Introduction
About 12 months ago I wrote a blog post about the potential balance sheet impacts of cloud computing and crowdsourcing.
Those impacts stem from the gulf that has quickly opened up between the historical cost of software development (on which many incumbent balance sheets are based) and a new cloud-based, crowdsourced replacement cost.
Much later in the year an article appeared in the business press regarding a Victorian Supreme Court action. This action was brought by a number of disgruntled investors who suffered significant capital losses on a leasing transaction designed and entered into by the defunct investment bank Babcock and Brown.
The investors are suing various B&B executives for breach of fiduciary duty.
Over the coming months these two seemingly unrelated events will collide, with consequences for equity markets that are difficult to predict.
Fiduciary Duty and Disclosure
The basic argument of the investors is that B&B failed to adequately disclose the potential risks of what was a highly leveraged leasing transaction (involving railway rolling stock in the US).
The defence lawyers will no doubt argue that the GFC (which ‘derailed’ the transaction) was a ‘black swan’ event that was not foreseeable by the ubiquitious reasonable man. However the ultimate outcome of the case is not relevant to this blog, which is actually about the Class Super IPO.
Class Super
Class Super has indicated that it intends to list the company in 2015.
Class Super’s revenues are based on a traditional subscription licensing model, with accounting firms servicing SMSF clients being charged an annual fee per Fund.
With a purely cloud-based architecture the firm has recorded consistent growth and has attracted investment from large financial institutions seeking access to the funds under management in the SMSFs to cross-market their “products”.
Mclowd
Mclowd is using crowdsourced resources and cutting-edge online workflow to create software to rival that of Class and its peers for less than 1% of the aggregate development cost of those incumbents.
The Mclowd SMSF accounting software is free. Alongside the software is a services marketplace where the cost of managing SMSF assets is a fraction of that payable under traditional professional services models. Using a minimal amount of capital, programmers from around the world, and without any office or full time staff, Mclowd has ensured that this ‘Online Community’ as a whole can operate at an extremely low level of monetisation.
Until now the focus has been on use by individual Trustees. However the accounting software has now developed to a stage where we can begin discussions with various accounting firms servicing SMSFs, many of whom are clients of Class Super.

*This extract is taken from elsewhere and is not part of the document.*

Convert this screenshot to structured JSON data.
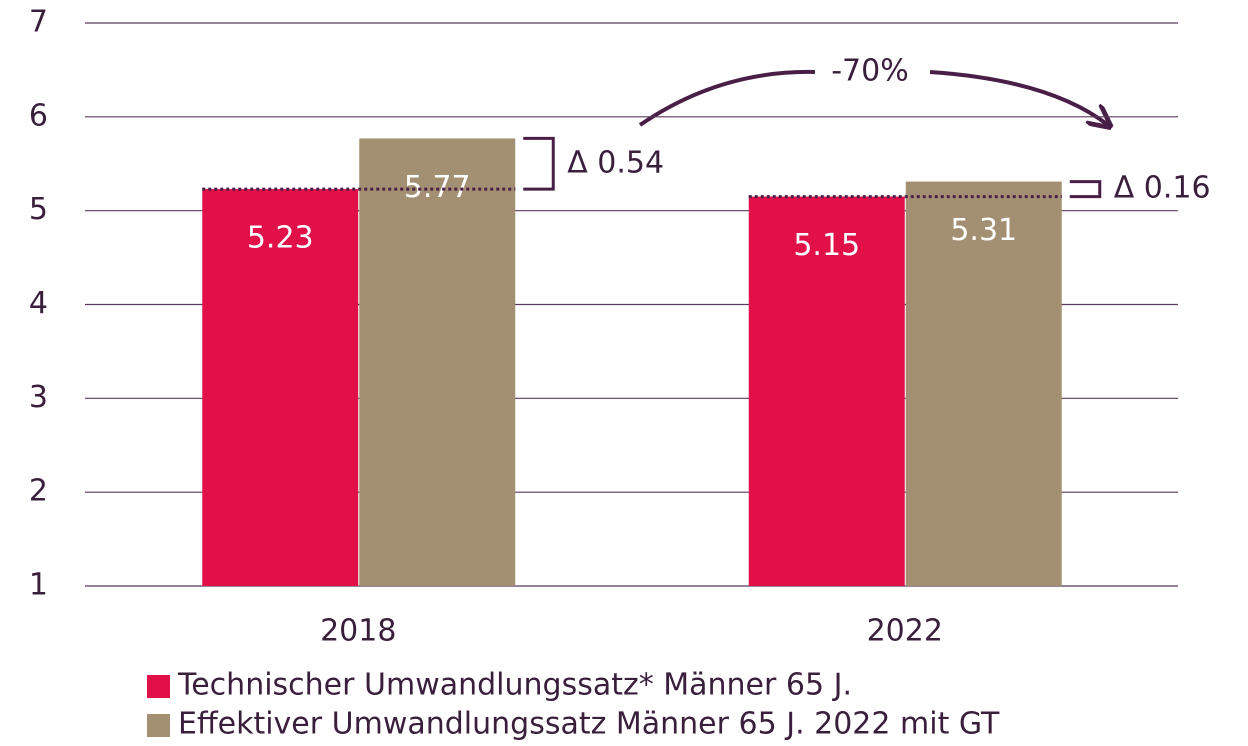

Over the next 12 months Mclowd will continue to develop the software and at the same time release tools to make the migration of assets and data from the incumbent accounting platforms a quick and easy process.
Sophie’s Choice
In promoting their IPO the Directors of Class face an unenviable choice:
• They can disclose the rampant price deflation being triggered in the market for accounting software, and then watch their IPO valuation plummet, or
• They can ignore that reality, in which case they face legal and reputational risks similar to those now being experienced by various (former) executives of Babcock and Brown
Conclusion
The Statute of Limitations provides claimants with a six year window (from the date a cause of action arises) to submit a claim.
Given the speed with which this story is unfolding, my guess is they will not need that much time.
Excellent article Ashley. My only point of contention is that Class Super’s directors can disclose the rampant price deflation without any impact on their IPO. Sadly almost no-one reads the risk disclosure section and anyone who does is faced with plethora of boilerplate risks that make determining any real investment risk impossible.